— Мама! Мама!
Проснувшись в поту, Фрэнси все еще кричала, сердце бешено колотилось. Наконец она увидела, что перед ней стоит напуганный Адриан, решивший, что она умирает.
Увидев, что мать жива, он разрыдался и залез в постель, чтобы обнять ее.
— Это просто страшный сон, милый, — успокоила его Фрэнси.
— Мама, где ты была? — сквозь плач спрашивал Адриан. — Почему тебя не было дома?
— Иногда мне нужно уезжать по работе.
— Но это было слишком долго.
— Да, на этот раз слишком долго.
— Я не хочу жить у бабушки с дедушкой. Я хочу жить с тобой. И чтобы папа к нам вернулся.
— Ш-ш… не плачь.
— Мамочка, я так тебя люблю.
— И я тебя. Очень сильно.
— А Бэлль ты больше любишь?
— Нет.
— Скажи, что точно не любишь ее сильнее.
— Точно.
Адриан успокоился. Он лежал, свернувшись калачиком, на животе у Фрэнси, точно так же, как в раннем детстве. Она, закрыв глаза, слушала, как он дышит. И никакие звуки ее не беспокоили, все было хорошо. Внезапно Фрэнси захлестнуло сильное чувство, будто они вновь стали единым целым, будто он опять у нее в животе.

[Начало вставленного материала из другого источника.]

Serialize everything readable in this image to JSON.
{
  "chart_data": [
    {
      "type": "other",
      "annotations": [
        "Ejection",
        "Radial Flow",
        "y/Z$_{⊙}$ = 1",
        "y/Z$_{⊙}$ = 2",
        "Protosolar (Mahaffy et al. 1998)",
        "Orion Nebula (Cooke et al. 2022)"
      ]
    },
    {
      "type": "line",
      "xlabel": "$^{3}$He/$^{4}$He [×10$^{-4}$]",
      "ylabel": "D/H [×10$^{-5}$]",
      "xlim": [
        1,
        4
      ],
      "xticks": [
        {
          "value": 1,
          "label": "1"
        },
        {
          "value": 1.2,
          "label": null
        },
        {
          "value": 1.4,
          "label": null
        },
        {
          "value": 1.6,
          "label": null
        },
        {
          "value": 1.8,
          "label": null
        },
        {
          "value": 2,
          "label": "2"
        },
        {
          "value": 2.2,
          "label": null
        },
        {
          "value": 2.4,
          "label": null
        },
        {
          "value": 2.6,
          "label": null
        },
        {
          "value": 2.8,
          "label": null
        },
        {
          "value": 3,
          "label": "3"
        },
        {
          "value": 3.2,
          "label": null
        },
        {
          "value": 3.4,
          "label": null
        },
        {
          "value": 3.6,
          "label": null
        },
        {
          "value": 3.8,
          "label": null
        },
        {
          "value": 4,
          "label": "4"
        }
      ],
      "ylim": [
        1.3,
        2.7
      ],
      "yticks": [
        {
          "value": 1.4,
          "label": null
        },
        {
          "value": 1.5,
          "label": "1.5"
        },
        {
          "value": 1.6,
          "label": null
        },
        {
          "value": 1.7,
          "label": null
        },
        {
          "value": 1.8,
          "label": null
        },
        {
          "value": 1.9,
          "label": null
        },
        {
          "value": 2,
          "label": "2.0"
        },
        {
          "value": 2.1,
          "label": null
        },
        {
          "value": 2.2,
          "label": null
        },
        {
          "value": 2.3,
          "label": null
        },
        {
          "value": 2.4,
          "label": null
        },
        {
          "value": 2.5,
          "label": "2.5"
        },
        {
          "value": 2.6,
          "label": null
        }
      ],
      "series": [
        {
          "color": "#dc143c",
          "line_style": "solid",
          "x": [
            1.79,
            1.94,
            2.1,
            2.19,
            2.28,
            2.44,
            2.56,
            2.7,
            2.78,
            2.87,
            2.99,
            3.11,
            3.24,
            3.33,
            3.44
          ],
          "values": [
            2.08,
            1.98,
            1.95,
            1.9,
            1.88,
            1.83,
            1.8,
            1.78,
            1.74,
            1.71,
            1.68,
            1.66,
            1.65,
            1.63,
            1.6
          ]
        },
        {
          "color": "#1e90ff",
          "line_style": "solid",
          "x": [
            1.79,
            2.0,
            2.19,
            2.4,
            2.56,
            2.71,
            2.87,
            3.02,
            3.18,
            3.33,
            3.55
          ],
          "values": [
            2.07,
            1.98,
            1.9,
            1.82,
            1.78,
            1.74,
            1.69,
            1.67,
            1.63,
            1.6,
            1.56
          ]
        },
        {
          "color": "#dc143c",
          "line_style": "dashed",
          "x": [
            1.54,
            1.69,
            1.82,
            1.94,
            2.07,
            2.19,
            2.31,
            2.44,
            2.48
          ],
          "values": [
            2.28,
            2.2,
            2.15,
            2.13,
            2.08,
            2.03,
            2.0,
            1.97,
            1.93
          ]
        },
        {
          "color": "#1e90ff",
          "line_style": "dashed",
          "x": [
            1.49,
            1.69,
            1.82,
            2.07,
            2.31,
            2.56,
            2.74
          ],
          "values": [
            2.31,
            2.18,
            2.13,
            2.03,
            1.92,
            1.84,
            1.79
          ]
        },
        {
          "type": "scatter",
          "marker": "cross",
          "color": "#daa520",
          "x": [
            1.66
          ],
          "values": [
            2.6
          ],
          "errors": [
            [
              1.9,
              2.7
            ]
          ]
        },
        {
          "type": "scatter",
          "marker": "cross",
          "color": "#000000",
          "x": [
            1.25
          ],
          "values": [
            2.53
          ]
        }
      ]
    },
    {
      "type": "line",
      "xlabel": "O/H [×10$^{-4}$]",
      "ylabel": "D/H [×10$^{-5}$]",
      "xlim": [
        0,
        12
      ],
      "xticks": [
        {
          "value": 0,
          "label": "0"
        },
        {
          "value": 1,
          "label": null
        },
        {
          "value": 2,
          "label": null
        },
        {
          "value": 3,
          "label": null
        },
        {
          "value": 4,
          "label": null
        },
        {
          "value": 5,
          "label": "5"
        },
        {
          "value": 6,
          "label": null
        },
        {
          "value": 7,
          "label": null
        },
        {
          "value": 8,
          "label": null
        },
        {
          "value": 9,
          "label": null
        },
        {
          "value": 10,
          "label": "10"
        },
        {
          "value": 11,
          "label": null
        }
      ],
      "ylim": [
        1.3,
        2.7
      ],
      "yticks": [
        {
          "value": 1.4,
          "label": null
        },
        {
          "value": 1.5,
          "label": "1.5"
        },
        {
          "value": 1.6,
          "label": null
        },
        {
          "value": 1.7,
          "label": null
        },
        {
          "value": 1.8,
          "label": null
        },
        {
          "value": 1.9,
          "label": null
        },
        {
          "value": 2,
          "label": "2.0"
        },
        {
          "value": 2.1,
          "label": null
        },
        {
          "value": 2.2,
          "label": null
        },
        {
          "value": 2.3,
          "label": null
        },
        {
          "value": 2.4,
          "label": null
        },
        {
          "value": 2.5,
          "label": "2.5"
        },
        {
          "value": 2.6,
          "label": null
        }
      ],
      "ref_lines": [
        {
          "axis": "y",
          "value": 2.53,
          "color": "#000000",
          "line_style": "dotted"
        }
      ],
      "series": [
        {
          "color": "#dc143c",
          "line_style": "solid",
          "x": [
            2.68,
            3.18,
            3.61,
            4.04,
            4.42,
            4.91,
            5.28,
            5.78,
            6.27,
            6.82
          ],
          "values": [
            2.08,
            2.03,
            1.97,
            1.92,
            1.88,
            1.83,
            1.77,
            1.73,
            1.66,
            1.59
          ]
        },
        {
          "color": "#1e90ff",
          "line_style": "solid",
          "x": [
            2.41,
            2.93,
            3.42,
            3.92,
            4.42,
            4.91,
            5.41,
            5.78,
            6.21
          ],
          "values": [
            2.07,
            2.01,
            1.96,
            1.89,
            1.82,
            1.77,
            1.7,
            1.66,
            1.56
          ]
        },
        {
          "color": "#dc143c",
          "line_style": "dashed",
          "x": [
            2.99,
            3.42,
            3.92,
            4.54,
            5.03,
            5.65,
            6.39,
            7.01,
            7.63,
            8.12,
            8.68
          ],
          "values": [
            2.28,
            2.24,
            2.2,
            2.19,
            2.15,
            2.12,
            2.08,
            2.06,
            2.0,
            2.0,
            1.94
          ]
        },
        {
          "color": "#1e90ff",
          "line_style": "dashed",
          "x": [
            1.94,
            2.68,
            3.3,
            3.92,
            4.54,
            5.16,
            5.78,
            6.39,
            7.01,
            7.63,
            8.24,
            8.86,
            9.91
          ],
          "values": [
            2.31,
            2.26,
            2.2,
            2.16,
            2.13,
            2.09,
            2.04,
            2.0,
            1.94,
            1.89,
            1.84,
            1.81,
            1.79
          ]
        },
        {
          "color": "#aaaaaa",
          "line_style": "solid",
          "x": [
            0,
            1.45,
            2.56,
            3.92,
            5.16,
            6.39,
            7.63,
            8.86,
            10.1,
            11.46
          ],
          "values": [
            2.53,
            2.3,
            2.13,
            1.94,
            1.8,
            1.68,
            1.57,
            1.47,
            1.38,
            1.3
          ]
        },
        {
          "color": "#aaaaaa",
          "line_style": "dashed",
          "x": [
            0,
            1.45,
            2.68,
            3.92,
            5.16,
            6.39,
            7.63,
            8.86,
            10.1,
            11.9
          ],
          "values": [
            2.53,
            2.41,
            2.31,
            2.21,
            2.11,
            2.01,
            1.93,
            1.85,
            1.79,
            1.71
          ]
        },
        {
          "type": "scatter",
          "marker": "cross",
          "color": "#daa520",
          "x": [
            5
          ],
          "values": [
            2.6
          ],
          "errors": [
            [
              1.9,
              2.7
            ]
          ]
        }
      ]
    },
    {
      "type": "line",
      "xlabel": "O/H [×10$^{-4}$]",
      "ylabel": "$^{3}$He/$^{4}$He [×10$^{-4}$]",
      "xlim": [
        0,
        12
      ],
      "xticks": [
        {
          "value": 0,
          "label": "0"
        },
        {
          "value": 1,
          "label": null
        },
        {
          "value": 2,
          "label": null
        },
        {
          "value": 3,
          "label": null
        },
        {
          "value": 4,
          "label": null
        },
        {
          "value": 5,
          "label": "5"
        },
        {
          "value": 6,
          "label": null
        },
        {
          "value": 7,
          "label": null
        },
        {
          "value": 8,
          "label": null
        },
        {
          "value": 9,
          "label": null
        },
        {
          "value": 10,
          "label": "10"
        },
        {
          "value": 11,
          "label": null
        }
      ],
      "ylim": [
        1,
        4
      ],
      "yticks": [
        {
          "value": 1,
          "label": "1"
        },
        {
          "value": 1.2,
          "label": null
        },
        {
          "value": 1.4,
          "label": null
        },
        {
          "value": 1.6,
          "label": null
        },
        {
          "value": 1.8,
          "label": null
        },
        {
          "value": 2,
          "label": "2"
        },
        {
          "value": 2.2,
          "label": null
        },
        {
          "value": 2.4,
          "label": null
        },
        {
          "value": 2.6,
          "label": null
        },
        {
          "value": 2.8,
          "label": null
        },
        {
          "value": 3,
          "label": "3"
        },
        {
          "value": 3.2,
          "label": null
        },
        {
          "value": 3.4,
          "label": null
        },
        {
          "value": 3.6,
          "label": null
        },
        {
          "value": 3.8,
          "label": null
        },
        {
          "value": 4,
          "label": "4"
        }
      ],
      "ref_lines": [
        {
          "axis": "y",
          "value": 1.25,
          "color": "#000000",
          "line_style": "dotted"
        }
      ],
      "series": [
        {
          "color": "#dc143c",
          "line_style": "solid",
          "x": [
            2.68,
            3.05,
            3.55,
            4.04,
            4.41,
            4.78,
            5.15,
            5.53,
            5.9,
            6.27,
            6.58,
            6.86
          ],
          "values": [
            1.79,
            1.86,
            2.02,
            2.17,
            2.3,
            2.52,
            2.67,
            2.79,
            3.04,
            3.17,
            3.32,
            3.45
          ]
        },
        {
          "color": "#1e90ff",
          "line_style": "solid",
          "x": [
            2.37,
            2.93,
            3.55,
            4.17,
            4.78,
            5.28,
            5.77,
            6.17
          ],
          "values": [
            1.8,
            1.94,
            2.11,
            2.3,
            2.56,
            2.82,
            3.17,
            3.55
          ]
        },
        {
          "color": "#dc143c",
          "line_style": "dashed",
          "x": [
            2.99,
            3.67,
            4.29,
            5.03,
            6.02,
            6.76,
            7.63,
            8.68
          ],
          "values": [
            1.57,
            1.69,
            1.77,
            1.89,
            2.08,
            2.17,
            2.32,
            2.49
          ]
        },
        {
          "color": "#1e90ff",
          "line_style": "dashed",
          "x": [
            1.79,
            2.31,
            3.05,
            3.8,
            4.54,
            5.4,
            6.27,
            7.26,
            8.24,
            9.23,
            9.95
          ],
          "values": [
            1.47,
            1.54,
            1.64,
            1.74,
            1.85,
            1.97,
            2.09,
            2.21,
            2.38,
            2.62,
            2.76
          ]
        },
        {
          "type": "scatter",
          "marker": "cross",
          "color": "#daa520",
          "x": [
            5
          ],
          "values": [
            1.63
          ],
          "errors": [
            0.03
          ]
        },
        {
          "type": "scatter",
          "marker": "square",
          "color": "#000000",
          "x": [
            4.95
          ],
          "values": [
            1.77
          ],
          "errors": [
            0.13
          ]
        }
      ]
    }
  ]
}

Он родился таким крошечным, меньше, чем Бэлль, и как-то беззащитнее. Хрупкий цветок, не созданный для того, чтобы пойти по стопам матери. Да он бы и не заинтересовался всем этим. Склад ума у него скорее философский. Наверное, станет ученым или программистом. Он любит смотреть на звезды, и у него всегда наготове вопрос о происхождении всего сущего.
— Зачем нужен Бог? — спросил он однажды.
Фрэнси, вечно метавшаяся между верой и неверием, удивилась вопросу пятилетнего мальчика, который, как следовало из его слов, полагал, что Бог есть. И спрашивал: «Зачем Он нужен?»
— Чтобы следить за нами, за людьми, — ответила она.
— А зачем? — настаивал он.
— Потому что мы не всегда поступаем как надо. Подумав пару секунда, Адриан сделал вывод, что Фрэнси имела в виду следующее:
— Нельзя бить других людей.
И он посмотрел на нее чистыми, невинными глазами, веря, что мама — хороший человек, верная раба Божья. Она тогда спряталась от него в туалете, а затем долго стояла под холодным душем в надежде ослабить жгучий стыд. Нет. Она была сволочью, да, во всяком случае, в глазах Бога (если Он существует). Да и кто Он (Она? Оно?) такой, чтобы вдалбливать всякие заповеди в головы людям? Об этом Фрэнси предпочитала не задумываться. Она устанавливала собственные законы и заповеди, писала собственное евангелие.
— Аминь, — наконец сказала она, снова стоя под душем и смывая холодный пот, уже вернувшись домой после кошмара, пережитого в бункере.
В ночь накануне вновь назначенных крестин Бэлль трое детей из армии Зака были взяты с поличным в одной из приватных кабинок в клубе «Леруа» при попытке сбыть стимулирующие вещества в стельку пьяным богатым девкам, которым они, кстати, были уже совершенно лишними. Эрьян и Манге приволокли деток в кабак, который крышевала Фрэнси. Хозяин и бровью не повел, когда эта компания постучалась к нему с черного хода. Подросткам как следует надавали по морде и стали допрашивать, где Зак, где товар, кто их постоянные клиенты, где держат Юханссона и так далее. Детишки не произнесли ни слова, а потом каждый внезапно вытащил по капсуле с цианистым калием, спрятанной в одежде, проглотил яд и тут же умер. Эрьяну и Манге пришлось оставить трупы в ресторане, который, к слову, славился блюдами из филе.